Lo que debía ser el inicio de una nueva etapa se convirtió en una reclamación que terminó con la promotora asumiendo las reparaciones
Verónica llevaba meses imaginando cómo sería vivir en su nueva casa. Había seguido la construcción desde el principio, elegido acabados y esperado con ilusión la entrega de llaves. Comprar una vivienda de obra nueva era una de las inversiones más importantes de su vida y esperaba entrar sin tener que preocuparse por nada más que colocar los muebles.
Pero la ilusión empezó a desinflarse apenas unas semanas después de mudarse.
Primero fue un pequeño levantamiento en la tarima del salón. Después aparecieron nuevas zonas afectadas. Lo que parecía un simple defecto estético comenzó a convertirse en un problema más serio. Algunas piezas se movían al pisarlas y la sensación de inseguridad aumentaba cada día.
Verónica no entendía cómo una vivienda recién entregada podía presentar ese tipo de defectos.
Contactó con la promotora para comunicar la incidencia. Al principio recibió buenas palabras y la promesa de que revisarían el problema. Sin embargo, las semanas pasaban y las respuestas eran cada vez más ambiguas. Nadie concretaba cuándo se harían las reparaciones ni quién iba a asumirlas.
«Había invertido mis ahorros en una vivienda nueva. Lo último que esperaba era tener que pelear para que repararan algo que nunca debería haber fallado.»
La falta de avances empezó a preocuparle. No sólo por la tarima, sino porque comenzaba a perder confianza en que la promotora solucionara el problema voluntariamente. Fue entonces cuando decidió contactar con onLygal para entender cuáles eran sus derechos como compradora.
El equipo legal revisó la documentación de la vivienda, las comunicaciones mantenidas con la promotora y los desperfectos detectados. Le explicaron que existía un procedimiento específico para este tipo de reclamaciones y que era importante seguir cada paso correctamente para no perder fuerza en la reclamación.
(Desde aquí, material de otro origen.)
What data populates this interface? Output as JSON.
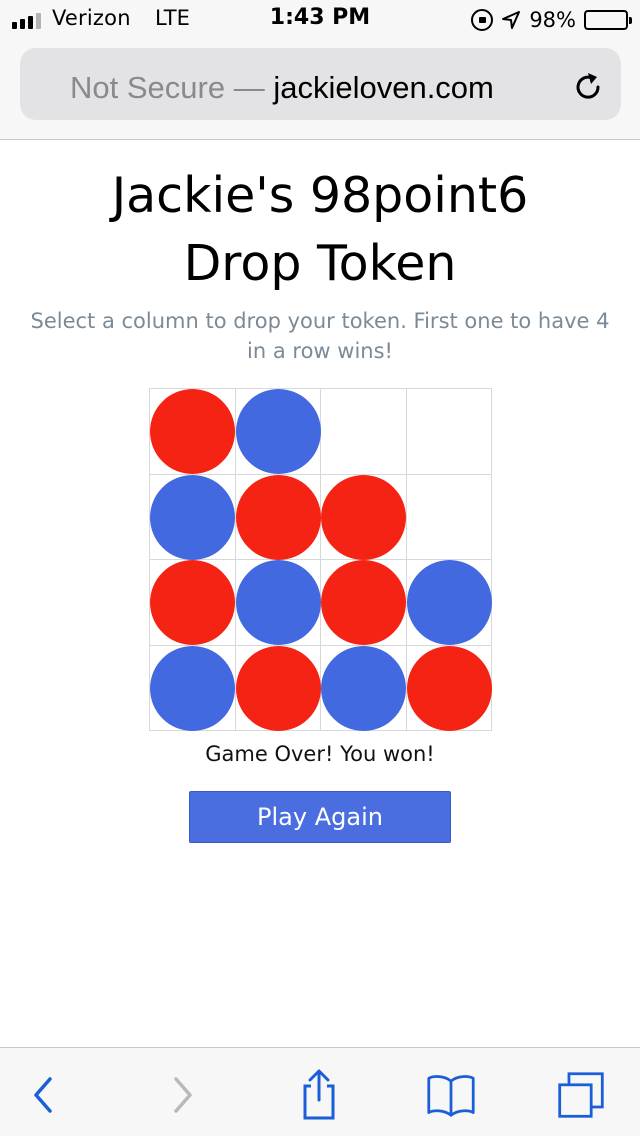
{
  "status_bar": {
    "carrier": "Verizon",
    "network": "LTE",
    "time": "1:43 PM",
    "battery_percent": "98%",
    "battery_level": 0.98,
    "signal_bars_filled": 3,
    "signal_bars_total": 4,
    "icons": [
      "signal-icon",
      "orientation-lock-icon",
      "location-arrow-icon",
      "battery-icon"
    ]
  },
  "browser": {
    "security_label": "Not Secure —",
    "domain": "jackieloven.com",
    "reload_icon": "reload-icon",
    "toolbar_icons": [
      "back-icon",
      "forward-icon",
      "share-icon",
      "bookmarks-icon",
      "tabs-icon"
    ]
  },
  "page": {
    "title_line1": "Jackie's 98point6",
    "title_line2": "Drop Token",
    "subtitle_line1": "Select a column to drop your token. First one to have 4",
    "subtitle_line2": "in a row wins!",
    "result": "Game Over! You won!",
    "play_again_label": "Play Again"
  },
  "board": {
    "rows": 4,
    "columns": 4,
    "colors": {
      "red": "#f52314",
      "blue": "#4369e0"
    },
    "cells": [
      [
        "red",
        "blue",
        "",
        ""
      ],
      [
        "blue",
        "red",
        "red",
        ""
      ],
      [
        "red",
        "blue",
        "red",
        "blue"
      ],
      [
        "blue",
        "red",
        "blue",
        "red"
      ]
    ]
  },
  "colors": {
    "accent": "#4a6ddf",
    "subtitle": "#7b8a96",
    "ios_link_blue": "#1a5fd8"
  }
}
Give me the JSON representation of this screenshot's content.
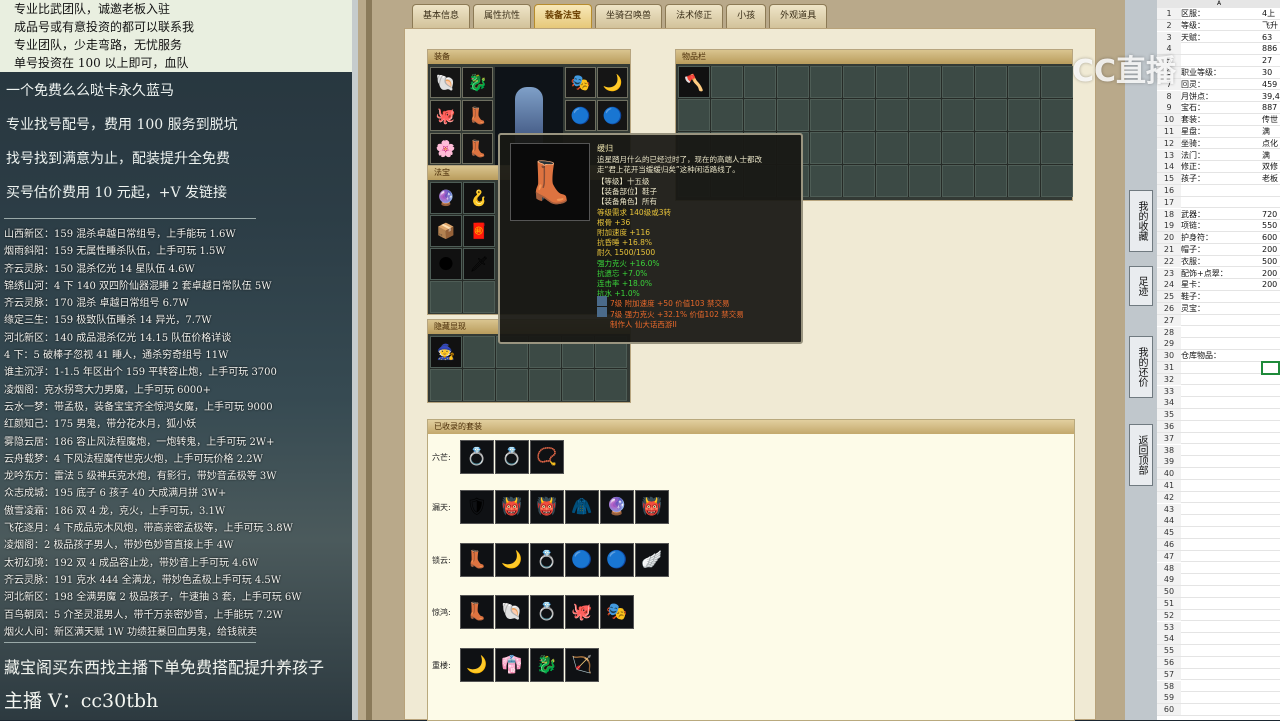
{
  "left_overlay": {
    "top_notice": [
      "专业比武团队，诚邀老板入驻",
      "成品号或有意投资的都可以联系我",
      "专业团队，少走弯路，无忧服务",
      "单号投资在 100 以上即可，血队"
    ],
    "promos": [
      "一个免费么么哒卡永久蓝马",
      "专业找号配号，费用 100 服务到脱坑",
      "找号找到满意为止，配装提升全免费",
      "买号估价费用 10 元起，+V 发链接"
    ],
    "listings": [
      "山西新区：159 混杀卓越日常组号，上手能玩 1.6W",
      "烟雨斜阳：159 无属性睡杀队伍，上手可玩 1.5W",
      "齐云灵脉：150 混杀亿光 14 星队伍 4.6W",
      "锦绣山河：4 下 140 双四阶仙器混睡 2 套卓越日常队伍 5W",
      "齐云灵脉：170 混杀 卓越日常组号 6.7W",
      "缘定三生：159 极致队伍睡杀 14 异光，7.7W",
      "河北新区：140 成品混杀亿光 14.15 队伍价格详谈",
      "4 下：5 破棒子忽视 41 睡人，通杀穷奇组号 11W",
      "谁主沉浮：1-1.5 年区出个 159 平转容止炮，上手可玩 3700",
      "凌烟阁：克水拐弯大力男魔，上手可玩 6000+",
      "云水一梦：带孟极，装备宝宝齐全惊鸿女魔，上手可玩 9000",
      "红颜知己：175 男鬼，带分花水月，狐小妖",
      "雾隐云居：186 容止风法程魔炮，一炮转鬼，上手可玩 2W+",
      "云舟载梦：4 下风法程魔传世克火炮，上手可玩价格 2.2W",
      "龙吟东方：雷法 5 级神兵克水炮，有影行，带妙音孟极等 3W",
      "众志成城：195 底子 6 孩子 40 大成满月拼 3W+",
      "傲雪凌霜：186 双 4 龙，克火，上手可玩，3.1W",
      "飞花逐月：4 下成品克木风炮，带高亲密孟极等，上手可玩 3.8W",
      "凌烟阁：2 极品孩子男人，带妙色妙音直接上手 4W",
      "太初幻境：192 双 4 成品容止龙，带妙音上手可玩 4.6W",
      "齐云灵脉：191 克水 444 全满龙，带妙色孟极上手可玩 4.5W",
      "河北新区：198 全满男魔 2 极品孩子，牛速抽 3 套，上手可玩 6W",
      "百鸟朝凤：5 介圣灵混男人，带千万亲密妙音，上手能玩 7.2W",
      "烟火人间：新区满天赋 1W 功绩狂暴回血男鬼，给钱就卖"
    ],
    "promo_bottom": "藏宝阁买东西找主播下单免费搭配提升养孩子",
    "streamer": "主播 V：cc30tbh"
  },
  "game": {
    "tabs": [
      "基本信息",
      "属性抗性",
      "装备法宝",
      "坐骑召唤兽",
      "法术修正",
      "小孩",
      "外观道具"
    ],
    "active_tab": "装备法宝",
    "equip_title": "装备",
    "inventory_title": "物品栏",
    "fabao_title": "法宝",
    "hidden_title": "隐藏显现",
    "sets_title": "已收录的套装",
    "sets": [
      {
        "name": "六芒:",
        "count": 3,
        "icons": [
          "💍",
          "💍",
          "📿"
        ]
      },
      {
        "name": "漏天:",
        "count": 6,
        "icons": [
          "🛡",
          "👹",
          "👹",
          "🧥",
          "🔮",
          "👹"
        ]
      },
      {
        "name": "锁云:",
        "count": 6,
        "icons": [
          "👢",
          "🌙",
          "💍",
          "🔵",
          "🔵",
          "🪽"
        ]
      },
      {
        "name": "惊鸿:",
        "count": 5,
        "icons": [
          "👢",
          "🐚",
          "💍",
          "🐙",
          "🎭"
        ]
      },
      {
        "name": "重楼:",
        "count": 4,
        "icons": [
          "🌙",
          "👘",
          "🐉",
          "🏹"
        ]
      }
    ],
    "tooltip": {
      "name": "缓归",
      "desc1": "追星踏月什么的已经过时了，现在的高端人士都改",
      "desc2": "走“君上花开当缓缓归矣”这种闲适路线了。",
      "stats": [
        {
          "t": "【等级】十五级",
          "c": "#e8e3c6"
        },
        {
          "t": "【装备部位】鞋子",
          "c": "#e8e3c6"
        },
        {
          "t": "【装备角色】所有",
          "c": "#e8e3c6"
        },
        {
          "t": "等级需求 140级或3转",
          "c": "#e6c23a"
        },
        {
          "t": "根骨 +36",
          "c": "#e6c23a"
        },
        {
          "t": "附加速度 +116",
          "c": "#e6c23a"
        },
        {
          "t": "抗昏睡 +16.8%",
          "c": "#e6c23a"
        },
        {
          "t": "耐久 1500/1500",
          "c": "#e6c23a"
        },
        {
          "t": "强力克火 +16.0%",
          "c": "#3ad43a"
        },
        {
          "t": "抗遗忘 +7.0%",
          "c": "#3ad43a"
        },
        {
          "t": "连击率 +18.0%",
          "c": "#3ad43a"
        },
        {
          "t": "抗水 +1.0%",
          "c": "#3ad43a"
        },
        {
          "t": "7级 附加速度 +50 价值103 禁交易",
          "c": "#e8682a"
        },
        {
          "t": "7级 强力克火 +32.1% 价值102 禁交易",
          "c": "#e8682a"
        },
        {
          "t": "制作人 仙大话西游II",
          "c": "#e8682a"
        }
      ]
    }
  },
  "sidebar": {
    "buttons": [
      "我的收藏",
      "足迹",
      "我的还价",
      "返回顶部"
    ]
  },
  "sheet": {
    "col_header": "A",
    "rows": [
      {
        "n": "1",
        "a": "区服：",
        "b": "4上"
      },
      {
        "n": "2",
        "a": "等级：",
        "b": "飞升"
      },
      {
        "n": "3",
        "a": "天赋：",
        "b": "63"
      },
      {
        "n": "4",
        "a": "",
        "b": "886"
      },
      {
        "n": "5",
        "a": "",
        "b": "27"
      },
      {
        "n": "6",
        "a": "职业等级：",
        "b": "30"
      },
      {
        "n": "7",
        "a": "回灵：",
        "b": "459"
      },
      {
        "n": "8",
        "a": "月饼点：",
        "b": "39,4"
      },
      {
        "n": "9",
        "a": "宝石：",
        "b": "887"
      },
      {
        "n": "10",
        "a": "套装：",
        "b": "传世"
      },
      {
        "n": "11",
        "a": "星盘：",
        "b": "满"
      },
      {
        "n": "12",
        "a": "坐骑：",
        "b": "点化"
      },
      {
        "n": "13",
        "a": "法门：",
        "b": "满"
      },
      {
        "n": "14",
        "a": "修正：",
        "b": "双修"
      },
      {
        "n": "15",
        "a": "孩子：",
        "b": "老板"
      },
      {
        "n": "16",
        "a": "",
        "b": ""
      },
      {
        "n": "17",
        "a": "",
        "b": ""
      },
      {
        "n": "18",
        "a": "武器：",
        "b": "720"
      },
      {
        "n": "19",
        "a": "项链：",
        "b": "550"
      },
      {
        "n": "20",
        "a": "护身符：",
        "b": "600"
      },
      {
        "n": "21",
        "a": "帽子：",
        "b": "200"
      },
      {
        "n": "22",
        "a": "衣服：",
        "b": "500"
      },
      {
        "n": "23",
        "a": "配饰+点翠：",
        "b": "200"
      },
      {
        "n": "24",
        "a": "星卡：",
        "b": "200"
      },
      {
        "n": "25",
        "a": "鞋子：",
        "b": ""
      },
      {
        "n": "26",
        "a": "灵宝：",
        "b": ""
      },
      {
        "n": "27",
        "a": "",
        "b": ""
      },
      {
        "n": "28",
        "a": "",
        "b": ""
      },
      {
        "n": "29",
        "a": "",
        "b": ""
      },
      {
        "n": "30",
        "a": "仓库物品：",
        "b": ""
      },
      {
        "n": "31",
        "a": "",
        "b": ""
      },
      {
        "n": "32",
        "a": "",
        "b": ""
      },
      {
        "n": "33",
        "a": "",
        "b": ""
      },
      {
        "n": "34",
        "a": "",
        "b": ""
      },
      {
        "n": "35",
        "a": "",
        "b": ""
      },
      {
        "n": "36",
        "a": "",
        "b": ""
      },
      {
        "n": "37",
        "a": "",
        "b": ""
      },
      {
        "n": "38",
        "a": "",
        "b": ""
      },
      {
        "n": "39",
        "a": "",
        "b": ""
      },
      {
        "n": "40",
        "a": "",
        "b": ""
      },
      {
        "n": "41",
        "a": "",
        "b": ""
      },
      {
        "n": "42",
        "a": "",
        "b": ""
      },
      {
        "n": "43",
        "a": "",
        "b": ""
      },
      {
        "n": "44",
        "a": "",
        "b": ""
      },
      {
        "n": "45",
        "a": "",
        "b": ""
      },
      {
        "n": "46",
        "a": "",
        "b": ""
      },
      {
        "n": "47",
        "a": "",
        "b": ""
      },
      {
        "n": "48",
        "a": "",
        "b": ""
      },
      {
        "n": "49",
        "a": "",
        "b": ""
      },
      {
        "n": "50",
        "a": "",
        "b": ""
      },
      {
        "n": "51",
        "a": "",
        "b": ""
      },
      {
        "n": "52",
        "a": "",
        "b": ""
      },
      {
        "n": "53",
        "a": "",
        "b": ""
      },
      {
        "n": "54",
        "a": "",
        "b": ""
      },
      {
        "n": "55",
        "a": "",
        "b": ""
      },
      {
        "n": "56",
        "a": "",
        "b": ""
      },
      {
        "n": "57",
        "a": "",
        "b": ""
      },
      {
        "n": "58",
        "a": "",
        "b": ""
      },
      {
        "n": "59",
        "a": "",
        "b": ""
      },
      {
        "n": "60",
        "a": "",
        "b": ""
      }
    ]
  },
  "watermark": "CC直播"
}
La primera recomendación fue presentar una reclamación formal utilizando los canales oficiales. Verónica recopiló fotografías, informes y toda la información disponible para dejar constancia del problema.
Durante las semanas siguientes siguió las indicaciones de los abogados, esperando una respuesta satisfactoria por parte de la promotora. Sin embargo, el plazo transcurrió sin que se ofreciera una solución concreta.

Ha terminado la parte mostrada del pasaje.